J’ai bien regardé la tante Maude : jamais elle n’avait été aussi sérieuse. Elle a avalé d’une traite le reste de son thé à la framboise – gloup gloup a fait sa gorge – puis elle a repris :

– Ils ne sont pas méchants, les autres. À bien réfléchir, la plupart sont simplement désemparés, désemparés et effrayés. Mais j’étais trop jeune, j’ai pris peur. J’ai refusé de poursuivre la relation, refusé de devenir leur intermédiaire. Je me suis fermée à eux, définitivement. Je n’ai jamais parlé de tout cela à personne. Quand je t’ai vu dans le cimetière, j’ai su que le fossoyeur avait trouvé quelqu’un d’autre à qui parler.

Elle a plongé ses yeux dans les miens en hochant gravement la tête, et j’ai compris pourquoi sa façon de me parler avait changé : je lisais très clairement un respect naissant dans son regard.

– Jamais je n’aurais imaginé que cela pourrait être toi, a-t-elle poursuivi, mais quand j’y pense, cela n’a rien d’étonnant. Ce genre de don, c’est de famille.

Un sourire s’est étiré sur sa face ronde de grand-maman.

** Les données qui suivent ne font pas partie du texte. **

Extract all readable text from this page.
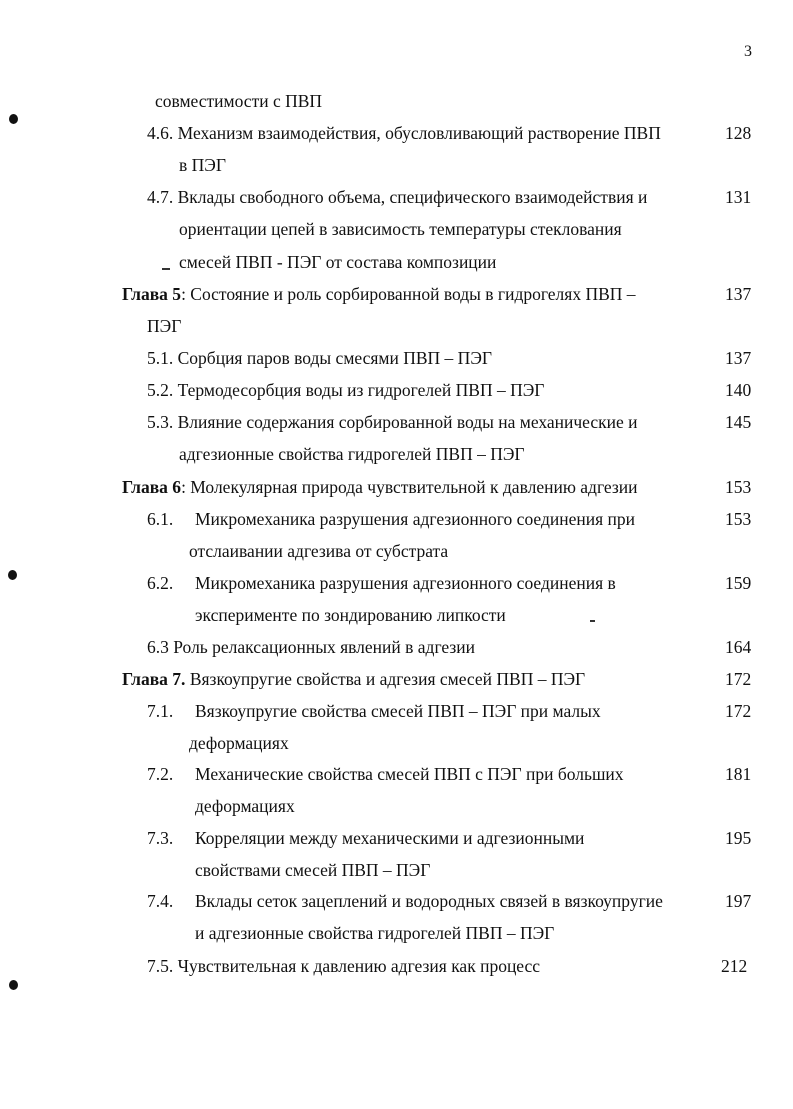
3
совместимости с ПВП
4.6. Механизм взаимодействия, обусловливающий растворение ПВП	128
в ПЭГ
4.7. Вклады свободного объема, специфического взаимодействия и	131
ориентации цепей в зависимость температуры стеклования
смесей ПВП - ПЭГ от состава композиции
Глава 5: Состояние и роль сорбированной воды в гидрогелях ПВП –	137
ПЭГ
5.1. Сорбция паров воды смесями ПВП – ПЭГ	137
5.2. Термодесорбция воды из гидрогелей ПВП – ПЭГ	140
5.3. Влияние содержания сорбированной воды на механические и	145
адгезионные свойства гидрогелей ПВП – ПЭГ
Глава 6: Молекулярная природа чувствительной к давлению адгезии	153
6.1. Микромеханика разрушения адгезионного соединения при	153
отслаивании адгезива от субстрата
6.2. Микромеханика разрушения адгезионного соединения в	159
эксперименте по зондированию липкости
6.3 Роль релаксационных явлений в адгезии	164
Глава 7. Вязкоупругие свойства и адгезия смесей ПВП – ПЭГ	172
7.1. Вязкоупругие свойства смесей ПВП – ПЭГ при малых	172
деформациях
7.2. Механические свойства смесей ПВП с ПЭГ при больших	181
деформациях
7.3. Корреляции между механическими и адгезионными	195
свойствами смесей ПВП – ПЭГ
7.4. Вклады сеток зацеплений и водородных связей в вязкоупругие	197
и адгезионные свойства гидрогелей ПВП – ПЭГ
7.5. Чувствительная к давлению адгезия как процесс	212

– Je parie que tu n’as pas dû fermer l’œil de la nuit. Je parie aussi que ce n’est pas la peur qui t’a tenu éveillé, mais plutôt l’excitation... C’est bien. Moi, je me suis enfermée dans ma chambre toute la semaine qui a suivi. Toi, tu es déjà debout, et tes joues ont gardé leur belle couleur pêche. Je te sens plus hardi, prêt à affronter ta destinée. Je te souhaite bonne chance, Aurélien.

Je ne savais quelle contenance adopter ni encore moins quoi répondre. La tante Maude continuait de me sourire, mais dans son regard, je lisais tout le sérieux du monde. Je me suis senti rougir jusqu’aux oreilles, et histoire de ne pas rester planté comme un idiot, j’ai tendu la main vers la boîte de Nesquick.

Ma tante m’a attrapé la main.

– Tu es trop grand pour cela, maintenant.

Elle a saisi la casserole derrière elle et m’a versé un plein bol de café noir fumant.

– Bois, cela te fera du bien. Ensuite, réfléchis à notre conversation. Quand tu auras fini, retourne au cimetière. Ce que je ne t’ai pas encore dit, tu le découvriras toi-même.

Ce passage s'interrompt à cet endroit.